Curator's Take
This research marks a significant milestone for continuous-variable quantum computing by demonstrating the first integrated chip capable of generating two independently controllable squeezed light sources on a thin-film lithium niobate platform. The achievement is particularly noteworthy because it produces genuine quantum entanglement between the two modes while maintaining the reproducibility and tunability needed for practical quantum applications. While the 0.5 dB squeezing level is modest compared to some laboratory demonstrations, having multiple squeezed light sources on a single telecom-compatible chip represents crucial progress toward scalable photonic quantum processors that could one day perform complex quantum computations using continuous variables rather than discrete qubits.
— Mark Eatherly
Summary
Scalable generation of nonclassical light sources on an integrated platform is a key requirement for photonic quantum information processing.

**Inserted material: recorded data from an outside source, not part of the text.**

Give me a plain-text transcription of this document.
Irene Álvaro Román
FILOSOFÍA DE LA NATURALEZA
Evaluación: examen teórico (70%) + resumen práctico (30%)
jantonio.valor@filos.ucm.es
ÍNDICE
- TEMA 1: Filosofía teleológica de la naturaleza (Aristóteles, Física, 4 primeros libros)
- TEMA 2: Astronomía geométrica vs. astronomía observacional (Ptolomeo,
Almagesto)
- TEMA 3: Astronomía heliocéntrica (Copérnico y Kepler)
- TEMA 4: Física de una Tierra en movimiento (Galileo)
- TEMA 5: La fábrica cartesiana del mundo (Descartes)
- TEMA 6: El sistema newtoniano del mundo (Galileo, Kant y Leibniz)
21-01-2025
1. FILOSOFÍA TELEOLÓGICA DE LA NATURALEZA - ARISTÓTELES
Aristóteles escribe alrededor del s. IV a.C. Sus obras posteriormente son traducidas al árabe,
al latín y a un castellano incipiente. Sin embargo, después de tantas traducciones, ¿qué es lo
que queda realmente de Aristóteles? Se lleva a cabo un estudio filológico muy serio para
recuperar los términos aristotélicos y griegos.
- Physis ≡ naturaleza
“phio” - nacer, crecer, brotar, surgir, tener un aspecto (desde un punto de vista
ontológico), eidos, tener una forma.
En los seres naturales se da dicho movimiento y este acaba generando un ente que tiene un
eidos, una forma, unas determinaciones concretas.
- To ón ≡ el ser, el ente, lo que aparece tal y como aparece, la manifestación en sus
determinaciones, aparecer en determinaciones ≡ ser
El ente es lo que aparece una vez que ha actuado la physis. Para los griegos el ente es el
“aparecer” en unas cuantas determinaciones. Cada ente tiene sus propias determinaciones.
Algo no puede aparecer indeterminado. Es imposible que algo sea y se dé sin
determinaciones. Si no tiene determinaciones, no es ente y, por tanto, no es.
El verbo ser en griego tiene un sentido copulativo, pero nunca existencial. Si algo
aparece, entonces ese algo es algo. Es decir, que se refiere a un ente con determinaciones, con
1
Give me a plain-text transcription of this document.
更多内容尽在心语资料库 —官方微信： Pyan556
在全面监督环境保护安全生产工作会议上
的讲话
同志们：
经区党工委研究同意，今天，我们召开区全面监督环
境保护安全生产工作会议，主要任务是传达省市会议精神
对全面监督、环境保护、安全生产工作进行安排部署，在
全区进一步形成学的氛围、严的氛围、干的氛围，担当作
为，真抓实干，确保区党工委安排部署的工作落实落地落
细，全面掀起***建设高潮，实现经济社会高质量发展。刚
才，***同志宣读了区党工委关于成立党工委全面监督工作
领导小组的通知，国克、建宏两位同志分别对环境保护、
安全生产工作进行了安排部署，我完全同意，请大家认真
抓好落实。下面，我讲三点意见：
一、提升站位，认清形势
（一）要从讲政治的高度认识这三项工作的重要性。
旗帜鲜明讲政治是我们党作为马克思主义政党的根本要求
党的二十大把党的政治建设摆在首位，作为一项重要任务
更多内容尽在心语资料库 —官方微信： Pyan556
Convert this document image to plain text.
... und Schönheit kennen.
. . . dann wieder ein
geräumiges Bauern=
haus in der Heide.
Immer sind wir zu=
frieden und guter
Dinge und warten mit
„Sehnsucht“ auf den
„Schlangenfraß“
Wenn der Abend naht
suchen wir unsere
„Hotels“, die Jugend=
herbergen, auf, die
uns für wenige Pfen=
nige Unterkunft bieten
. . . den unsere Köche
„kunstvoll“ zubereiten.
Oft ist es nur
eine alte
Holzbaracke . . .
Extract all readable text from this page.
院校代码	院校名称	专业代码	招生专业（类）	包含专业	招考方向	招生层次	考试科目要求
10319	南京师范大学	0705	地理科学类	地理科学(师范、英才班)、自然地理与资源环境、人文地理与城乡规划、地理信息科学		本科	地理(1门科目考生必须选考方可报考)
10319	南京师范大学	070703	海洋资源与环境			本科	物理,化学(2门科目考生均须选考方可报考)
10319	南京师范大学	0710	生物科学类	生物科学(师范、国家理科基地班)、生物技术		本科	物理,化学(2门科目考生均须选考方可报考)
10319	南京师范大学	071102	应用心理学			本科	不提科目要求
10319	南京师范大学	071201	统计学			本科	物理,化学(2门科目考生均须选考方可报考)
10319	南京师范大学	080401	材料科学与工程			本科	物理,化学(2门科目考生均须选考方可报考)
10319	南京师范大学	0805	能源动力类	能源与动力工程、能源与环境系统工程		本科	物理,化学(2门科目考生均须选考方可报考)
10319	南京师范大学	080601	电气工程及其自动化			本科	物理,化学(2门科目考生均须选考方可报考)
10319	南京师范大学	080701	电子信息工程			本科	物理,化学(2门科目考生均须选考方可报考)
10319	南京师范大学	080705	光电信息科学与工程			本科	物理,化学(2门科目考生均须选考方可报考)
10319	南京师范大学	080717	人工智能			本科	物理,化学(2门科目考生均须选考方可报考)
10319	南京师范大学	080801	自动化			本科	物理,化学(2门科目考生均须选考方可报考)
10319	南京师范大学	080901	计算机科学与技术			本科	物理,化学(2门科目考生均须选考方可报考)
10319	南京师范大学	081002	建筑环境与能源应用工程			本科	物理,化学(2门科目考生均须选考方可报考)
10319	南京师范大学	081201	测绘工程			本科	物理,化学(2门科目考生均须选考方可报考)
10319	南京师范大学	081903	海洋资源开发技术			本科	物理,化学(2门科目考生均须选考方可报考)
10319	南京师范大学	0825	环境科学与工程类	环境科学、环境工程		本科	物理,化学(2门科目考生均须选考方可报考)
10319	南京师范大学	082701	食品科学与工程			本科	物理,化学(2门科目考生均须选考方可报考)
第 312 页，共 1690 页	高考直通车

In particular, realizing multiple indistinguishable squeezed light sources on a single chip is an essential step toward continuous-variable quantum computing. Here, we demonstrate the fabrication of two indistinguishable and independently controllable optical parametric oscillators on a thin-film lithium niobate (TFLN) platform. The device design focuses on reproducibility, independent tunability, and compatibility with larger telecom-wavelength continuous-variable photonic circuits. We observe up to 0.5 dB of directly measured squeezing below the shot-noise level from each source. By interfering the two modes on a beam splitter, we generate an EPR-type two-mode squeezed state and verify continuous-variable entanglement through violation of the Duan-Simon inseparability criterion. This is the first demonstration of two independently tunable squeezed-light sources on a single TFLN chip and their use for generating continuous-variable entanglement.